Modern GPUs have evolved from a strict SIMD model to a more
flexible Single Instruction, Multiple Threads (SIMT) architecture.
• SIMD (pre-2016): All 32 threads in a warp
executed in perfect lockstep.
• SIMT (current): The same set of
instructions is sent to all threads in a warp, but individual threads can
progress at different rates. Each thread is given its own program counter. This
provides greater flexibility and efficiency, particularly when code contains conditional
branches ("warp divergence"). Threads within an SM can also share
data via a shared 128 KB L1 cache.
6. Applications Beyond Graphics Rendering
The massive parallel processing capabilities of GPUs have
been leveraged for tasks far beyond video games.
Cryptocurrency Mining (Bitcoin)
Historically, GPUs were ideal for mining Bitcoin. The
process involves repeatedly running the SHA-256 hashing algorithm with
different input values (a "nonce") to find a random output number
that begins with a specific number of zeros.

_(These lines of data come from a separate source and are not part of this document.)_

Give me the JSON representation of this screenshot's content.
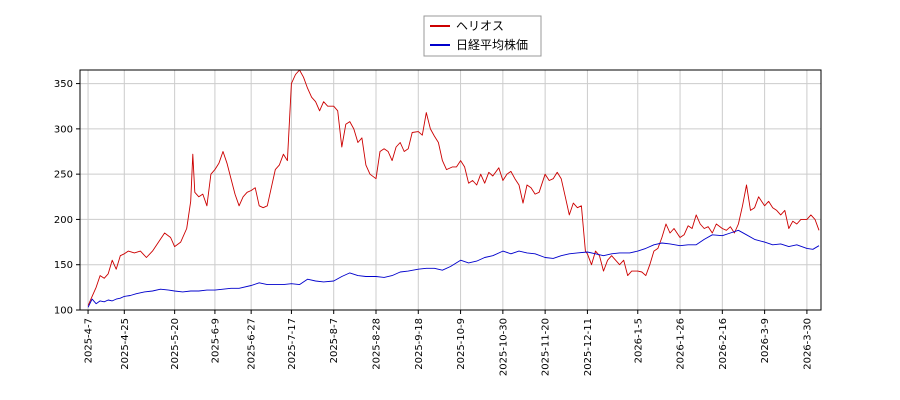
{
  "chart_data": {
    "type": "line",
    "title": "",
    "xlabel": "",
    "ylabel": "",
    "ylim": [
      100,
      365
    ],
    "yticks": [
      100,
      150,
      200,
      250,
      300,
      350
    ],
    "grid": true,
    "legend_position": "top-center",
    "xtick_labels": [
      "2025-4-7",
      "2025-4-25",
      "2025-5-20",
      "2025-6-9",
      "2025-6-27",
      "2025-7-17",
      "2025-8-7",
      "2025-8-28",
      "2025-9-18",
      "2025-10-9",
      "2025-10-30",
      "2025-11-20",
      "2025-12-11",
      "2026-1-5",
      "2026-1-26",
      "2026-2-16",
      "2026-3-9",
      "2026-3-30"
    ],
    "series": [
      {
        "name": "ヘリオス",
        "color": "#cc0000",
        "points": [
          [
            "2025-4-7",
            105
          ],
          [
            "2025-4-9",
            115
          ],
          [
            "2025-4-11",
            125
          ],
          [
            "2025-4-13",
            138
          ],
          [
            "2025-4-15",
            135
          ],
          [
            "2025-4-17",
            140
          ],
          [
            "2025-4-19",
            155
          ],
          [
            "2025-4-21",
            145
          ],
          [
            "2025-4-23",
            160
          ],
          [
            "2025-4-25",
            162
          ],
          [
            "2025-4-27",
            165
          ],
          [
            "2025-4-30",
            163
          ],
          [
            "2025-5-3",
            165
          ],
          [
            "2025-5-6",
            158
          ],
          [
            "2025-5-9",
            165
          ],
          [
            "2025-5-12",
            175
          ],
          [
            "2025-5-15",
            185
          ],
          [
            "2025-5-18",
            180
          ],
          [
            "2025-5-20",
            170
          ],
          [
            "2025-5-23",
            175
          ],
          [
            "2025-5-26",
            190
          ],
          [
            "2025-5-28",
            220
          ],
          [
            "2025-5-29",
            272
          ],
          [
            "2025-5-30",
            230
          ],
          [
            "2025-6-1",
            225
          ],
          [
            "2025-6-3",
            228
          ],
          [
            "2025-6-5",
            215
          ],
          [
            "2025-6-7",
            250
          ],
          [
            "2025-6-9",
            255
          ],
          [
            "2025-6-11",
            262
          ],
          [
            "2025-6-13",
            275
          ],
          [
            "2025-6-15",
            262
          ],
          [
            "2025-6-17",
            245
          ],
          [
            "2025-6-19",
            228
          ],
          [
            "2025-6-21",
            215
          ],
          [
            "2025-6-23",
            225
          ],
          [
            "2025-6-25",
            230
          ],
          [
            "2025-6-27",
            232
          ],
          [
            "2025-6-29",
            235
          ],
          [
            "2025-7-1",
            215
          ],
          [
            "2025-7-3",
            213
          ],
          [
            "2025-7-5",
            215
          ],
          [
            "2025-7-7",
            235
          ],
          [
            "2025-7-9",
            255
          ],
          [
            "2025-7-11",
            260
          ],
          [
            "2025-7-13",
            272
          ],
          [
            "2025-7-15",
            265
          ],
          [
            "2025-7-17",
            350
          ],
          [
            "2025-7-19",
            360
          ],
          [
            "2025-7-21",
            365
          ],
          [
            "2025-7-23",
            357
          ],
          [
            "2025-7-25",
            345
          ],
          [
            "2025-7-27",
            335
          ],
          [
            "2025-7-29",
            330
          ],
          [
            "2025-7-31",
            320
          ],
          [
            "2025-8-2",
            330
          ],
          [
            "2025-8-4",
            325
          ],
          [
            "2025-8-7",
            325
          ],
          [
            "2025-8-9",
            320
          ],
          [
            "2025-8-11",
            280
          ],
          [
            "2025-8-13",
            305
          ],
          [
            "2025-8-15",
            308
          ],
          [
            "2025-8-17",
            300
          ],
          [
            "2025-8-19",
            285
          ],
          [
            "2025-8-21",
            290
          ],
          [
            "2025-8-23",
            260
          ],
          [
            "2025-8-25",
            250
          ],
          [
            "2025-8-28",
            245
          ],
          [
            "2025-8-30",
            275
          ],
          [
            "2025-9-1",
            278
          ],
          [
            "2025-9-3",
            275
          ],
          [
            "2025-9-5",
            265
          ],
          [
            "2025-9-7",
            280
          ],
          [
            "2025-9-9",
            285
          ],
          [
            "2025-9-11",
            275
          ],
          [
            "2025-9-13",
            278
          ],
          [
            "2025-9-15",
            296
          ],
          [
            "2025-9-18",
            297
          ],
          [
            "2025-9-20",
            293
          ],
          [
            "2025-9-22",
            318
          ],
          [
            "2025-9-24",
            300
          ],
          [
            "2025-9-26",
            292
          ],
          [
            "2025-9-28",
            285
          ],
          [
            "2025-9-30",
            265
          ],
          [
            "2025-10-2",
            255
          ],
          [
            "2025-10-5",
            258
          ],
          [
            "2025-10-7",
            258
          ],
          [
            "2025-10-9",
            265
          ],
          [
            "2025-10-11",
            258
          ],
          [
            "2025-10-13",
            240
          ],
          [
            "2025-10-15",
            243
          ],
          [
            "2025-10-17",
            238
          ],
          [
            "2025-10-19",
            250
          ],
          [
            "2025-10-21",
            240
          ],
          [
            "2025-10-23",
            252
          ],
          [
            "2025-10-25",
            248
          ],
          [
            "2025-10-28",
            257
          ],
          [
            "2025-10-30",
            243
          ],
          [
            "2025-11-1",
            250
          ],
          [
            "2025-11-3",
            253
          ],
          [
            "2025-11-5",
            245
          ],
          [
            "2025-11-7",
            238
          ],
          [
            "2025-11-9",
            218
          ],
          [
            "2025-11-11",
            238
          ],
          [
            "2025-11-13",
            235
          ],
          [
            "2025-11-15",
            228
          ],
          [
            "2025-11-17",
            230
          ],
          [
            "2025-11-20",
            250
          ],
          [
            "2025-11-22",
            243
          ],
          [
            "2025-11-24",
            245
          ],
          [
            "2025-11-26",
            252
          ],
          [
            "2025-11-28",
            245
          ],
          [
            "2025-11-30",
            225
          ],
          [
            "2025-12-2",
            205
          ],
          [
            "2025-12-4",
            218
          ],
          [
            "2025-12-6",
            213
          ],
          [
            "2025-12-8",
            215
          ],
          [
            "2025-12-10",
            165
          ],
          [
            "2025-12-11",
            162
          ],
          [
            "2025-12-13",
            150
          ],
          [
            "2025-12-15",
            165
          ],
          [
            "2025-12-17",
            160
          ],
          [
            "2025-12-19",
            143
          ],
          [
            "2025-12-21",
            155
          ],
          [
            "2025-12-23",
            160
          ],
          [
            "2025-12-25",
            155
          ],
          [
            "2025-12-27",
            150
          ],
          [
            "2025-12-29",
            155
          ],
          [
            "2025-12-31",
            138
          ],
          [
            "2026-1-2",
            143
          ],
          [
            "2026-1-5",
            143
          ],
          [
            "2026-1-7",
            142
          ],
          [
            "2026-1-9",
            138
          ],
          [
            "2026-1-11",
            150
          ],
          [
            "2026-1-13",
            165
          ],
          [
            "2026-1-15",
            168
          ],
          [
            "2026-1-17",
            180
          ],
          [
            "2026-1-19",
            195
          ],
          [
            "2026-1-21",
            185
          ],
          [
            "2026-1-23",
            190
          ],
          [
            "2026-1-26",
            180
          ],
          [
            "2026-1-28",
            183
          ],
          [
            "2026-1-30",
            193
          ],
          [
            "2026-2-1",
            190
          ],
          [
            "2026-2-3",
            205
          ],
          [
            "2026-2-5",
            195
          ],
          [
            "2026-2-7",
            190
          ],
          [
            "2026-2-9",
            192
          ],
          [
            "2026-2-11",
            185
          ],
          [
            "2026-2-13",
            195
          ],
          [
            "2026-2-16",
            190
          ],
          [
            "2026-2-18",
            188
          ],
          [
            "2026-2-20",
            192
          ],
          [
            "2026-2-22",
            185
          ],
          [
            "2026-2-24",
            195
          ],
          [
            "2026-2-26",
            215
          ],
          [
            "2026-2-28",
            238
          ],
          [
            "2026-3-2",
            210
          ],
          [
            "2026-3-4",
            213
          ],
          [
            "2026-3-6",
            225
          ],
          [
            "2026-3-9",
            215
          ],
          [
            "2026-3-11",
            220
          ],
          [
            "2026-3-13",
            213
          ],
          [
            "2026-3-15",
            210
          ],
          [
            "2026-3-17",
            205
          ],
          [
            "2026-3-19",
            210
          ],
          [
            "2026-3-21",
            190
          ],
          [
            "2026-3-23",
            198
          ],
          [
            "2026-3-25",
            195
          ],
          [
            "2026-3-27",
            200
          ],
          [
            "2026-3-30",
            200
          ],
          [
            "2026-4-1",
            205
          ],
          [
            "2026-4-3",
            200
          ],
          [
            "2026-4-5",
            188
          ]
        ]
      },
      {
        "name": "日経平均株価",
        "color": "#0000cc",
        "points": [
          [
            "2025-4-7",
            103
          ],
          [
            "2025-4-9",
            112
          ],
          [
            "2025-4-11",
            107
          ],
          [
            "2025-4-13",
            110
          ],
          [
            "2025-4-15",
            109
          ],
          [
            "2025-4-17",
            111
          ],
          [
            "2025-4-19",
            110
          ],
          [
            "2025-4-21",
            112
          ],
          [
            "2025-4-23",
            113
          ],
          [
            "2025-4-25",
            115
          ],
          [
            "2025-4-28",
            116
          ],
          [
            "2025-5-1",
            118
          ],
          [
            "2025-5-5",
            120
          ],
          [
            "2025-5-9",
            121
          ],
          [
            "2025-5-13",
            123
          ],
          [
            "2025-5-17",
            122
          ],
          [
            "2025-5-20",
            121
          ],
          [
            "2025-5-24",
            120
          ],
          [
            "2025-5-28",
            121
          ],
          [
            "2025-6-1",
            121
          ],
          [
            "2025-6-5",
            122
          ],
          [
            "2025-6-9",
            122
          ],
          [
            "2025-6-13",
            123
          ],
          [
            "2025-6-17",
            124
          ],
          [
            "2025-6-21",
            124
          ],
          [
            "2025-6-27",
            127
          ],
          [
            "2025-7-1",
            130
          ],
          [
            "2025-7-5",
            128
          ],
          [
            "2025-7-9",
            128
          ],
          [
            "2025-7-13",
            128
          ],
          [
            "2025-7-17",
            129
          ],
          [
            "2025-7-21",
            128
          ],
          [
            "2025-7-25",
            134
          ],
          [
            "2025-7-29",
            132
          ],
          [
            "2025-8-2",
            131
          ],
          [
            "2025-8-7",
            132
          ],
          [
            "2025-8-11",
            137
          ],
          [
            "2025-8-15",
            141
          ],
          [
            "2025-8-19",
            138
          ],
          [
            "2025-8-23",
            137
          ],
          [
            "2025-8-28",
            137
          ],
          [
            "2025-9-1",
            136
          ],
          [
            "2025-9-5",
            138
          ],
          [
            "2025-9-9",
            142
          ],
          [
            "2025-9-13",
            143
          ],
          [
            "2025-9-18",
            145
          ],
          [
            "2025-9-22",
            146
          ],
          [
            "2025-9-26",
            146
          ],
          [
            "2025-9-30",
            144
          ],
          [
            "2025-10-4",
            148
          ],
          [
            "2025-10-9",
            155
          ],
          [
            "2025-10-13",
            152
          ],
          [
            "2025-10-17",
            154
          ],
          [
            "2025-10-21",
            158
          ],
          [
            "2025-10-25",
            160
          ],
          [
            "2025-10-30",
            165
          ],
          [
            "2025-11-3",
            162
          ],
          [
            "2025-11-7",
            165
          ],
          [
            "2025-11-11",
            163
          ],
          [
            "2025-11-15",
            162
          ],
          [
            "2025-11-20",
            158
          ],
          [
            "2025-11-24",
            157
          ],
          [
            "2025-11-28",
            160
          ],
          [
            "2025-12-2",
            162
          ],
          [
            "2025-12-6",
            163
          ],
          [
            "2025-12-11",
            164
          ],
          [
            "2025-12-15",
            162
          ],
          [
            "2025-12-19",
            160
          ],
          [
            "2025-12-23",
            162
          ],
          [
            "2025-12-27",
            163
          ],
          [
            "2026-1-1",
            163
          ],
          [
            "2026-1-5",
            165
          ],
          [
            "2026-1-9",
            168
          ],
          [
            "2026-1-13",
            172
          ],
          [
            "2026-1-17",
            174
          ],
          [
            "2026-1-21",
            173
          ],
          [
            "2026-1-26",
            171
          ],
          [
            "2026-1-30",
            172
          ],
          [
            "2026-2-3",
            172
          ],
          [
            "2026-2-7",
            178
          ],
          [
            "2026-2-11",
            183
          ],
          [
            "2026-2-16",
            182
          ],
          [
            "2026-2-20",
            185
          ],
          [
            "2026-2-24",
            188
          ],
          [
            "2026-2-28",
            183
          ],
          [
            "2026-3-4",
            178
          ],
          [
            "2026-3-9",
            175
          ],
          [
            "2026-3-13",
            172
          ],
          [
            "2026-3-17",
            173
          ],
          [
            "2026-3-21",
            170
          ],
          [
            "2026-3-25",
            172
          ],
          [
            "2026-3-30",
            168
          ],
          [
            "2026-4-2",
            167
          ],
          [
            "2026-4-5",
            171
          ]
        ]
      }
    ]
  }
}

• Parallel Application: A GPU could run
thousands of iterations of the SHA-256 algorithm in parallel, each with a
different nonce. A card like the 3090 could generate approximately 95
million hashes (or "lottery tickets") per second.
• Obsolescence: This application is now
dominated by ASICs (Application-Specific Integrated Circuits),
custom-built machines that are vastly more efficient. A modern ASIC miner can
perform 250 trillion hashes per second, equivalent to the power of
2,600 graphics cards.
Artificial Intelligence and Neural Networks
AI is a primary modern application for GPUs, directly
utilizing the hardware's architecture.
• Core Operation: Neural networks and
generative AI rely on trillions to quadrillions of matrix multiplication and
addition operations.
• Tensor Core Function: The GPU's Tensor
Cores are specifically designed for this task. They take three matrices,
multiply the first two, and add the third, performing all calculations
concurrently because all input data is available simultaneously. This makes
GPUs the ideal hardware for accelerating AI workloads.